To delineate the contribution of DNNs, of distance features and of the spline transformation, we summarized the test accuracy of models differing by only one of these components across all the investigated tasks in Table 1. Overall, distance information always substantially improved the performance of both, elastic-net logistic regression models and DNNs. Moreover, DNNs systematically outperformed the elastic-net logistic regression models. For each task, the best model was a DNN with distance information integrated by spline transformation [DNN + dist(ST)].

4 Discussion

Here we have introduced spline transformations, a module for neural networks, and demonstrated that it is an effective way to model relative distance to genomic landmarks. Spline transformations allowed us to improve the state-of-the-art prediction accuracy of splice branchpoint and in vivo RBP binding affinity. On the latter task, the use of relative distance to genomic landmarks in a neural network is novel. Moreover, we have shown that spline transformation in a shallow network can uncover the positional effects of cis-regulatory elements.

We provide spline transformation as an open-source Keras components. We have shown how to combine it with existing models and improve their performance. Compared to a two-layer neural network with ReLU activations—piecewise linear transformation, spline transformation offers better prediction accuracy, is more robust to initialization and trains faster. This is not surprising as the relative positional features tend to affect the response variable in a smooth fashion, which is exactly the class of functions spline transformation is able to represent with very few parameters.

In addition to external positions studied here, spline transformation can also be used to model internal positions, which are positions within the sequence. In that case, the array index i along the spatial dimension of the 1D convolutional layer activation a_ij serves as the relative distance feature. That way, weights in the recently introduced weighted sum pooling layer (Shrikumar et al., 2017) can be parametrized by spline transformation: $w_{ij}=f_S(i)$. Note that this applies also to the separable fully connected layer (Alexandari et al., 2017), which can be reformulated as 1D convolution with kernel size of 1 followed by a weighted sum pooling layer. Altogether, using spline transformation for modeling internal position reduces the number of parameters in the network even further.

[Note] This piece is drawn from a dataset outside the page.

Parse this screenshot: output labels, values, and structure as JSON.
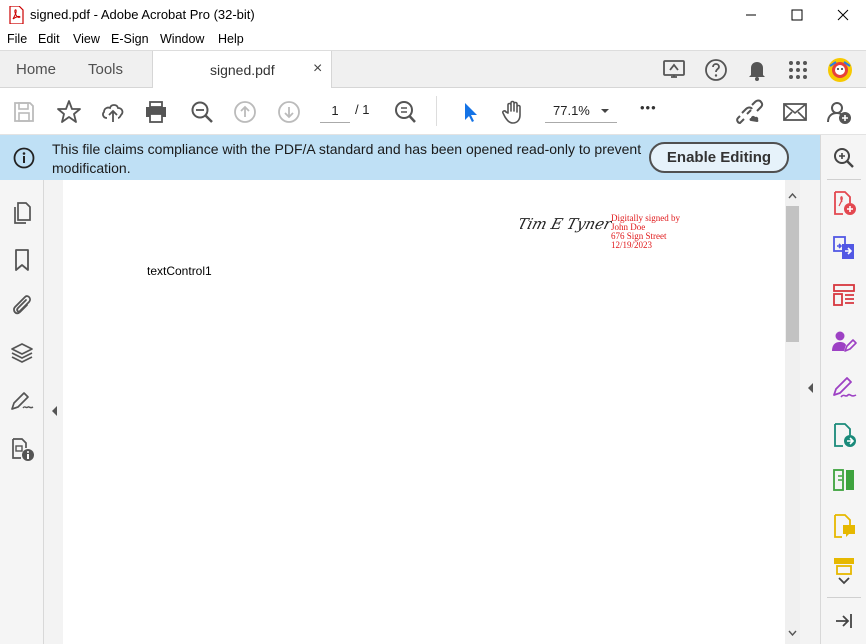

One limitation of spline transformation is that scale of the input features (e.g. log or linear) remains important and has to be chosen upfront, because spline knots are placed uniformly across the whole range of feature values. We suggest users to perform pre-processing investigations to identify the most appropriate scales for the problem at hand. Moreover, the current implementation of spline transformation is not able to model the interaction between variables directly. While this interaction is still captured by the downstream fully connected layers, a more appropriate solution might be to use multi-dimensional B-splines. A further research direction is the estimation of confidence bands for the inferred spline transformation function. Confidence bands for spline estimates are available in the context of generalized additive models (Hastie and Tibshirani, 1990). We have recently shown how this can be used to perform differential occupancy analysis of ChIP-seq data (Stricker et al., 2017). Confidence bands would allow deriving statistically supported claims about the positional effects of cis-regulatory elements.

We have demonstrated the power of using spline transformations for modeling effects of distances to genomic landmarks. However, the spline transformation module is more general. It could be used to transform any other relevant scalar. Relevant scalars for cis-regulatory elements include conservation scores, modifications such as methylation rates, experimental measures such as occupancies by factors or nucleosomes. Hence, we foresee spline transformations as a useful generic tool for modeling of cis-regulatory elements with neural networks.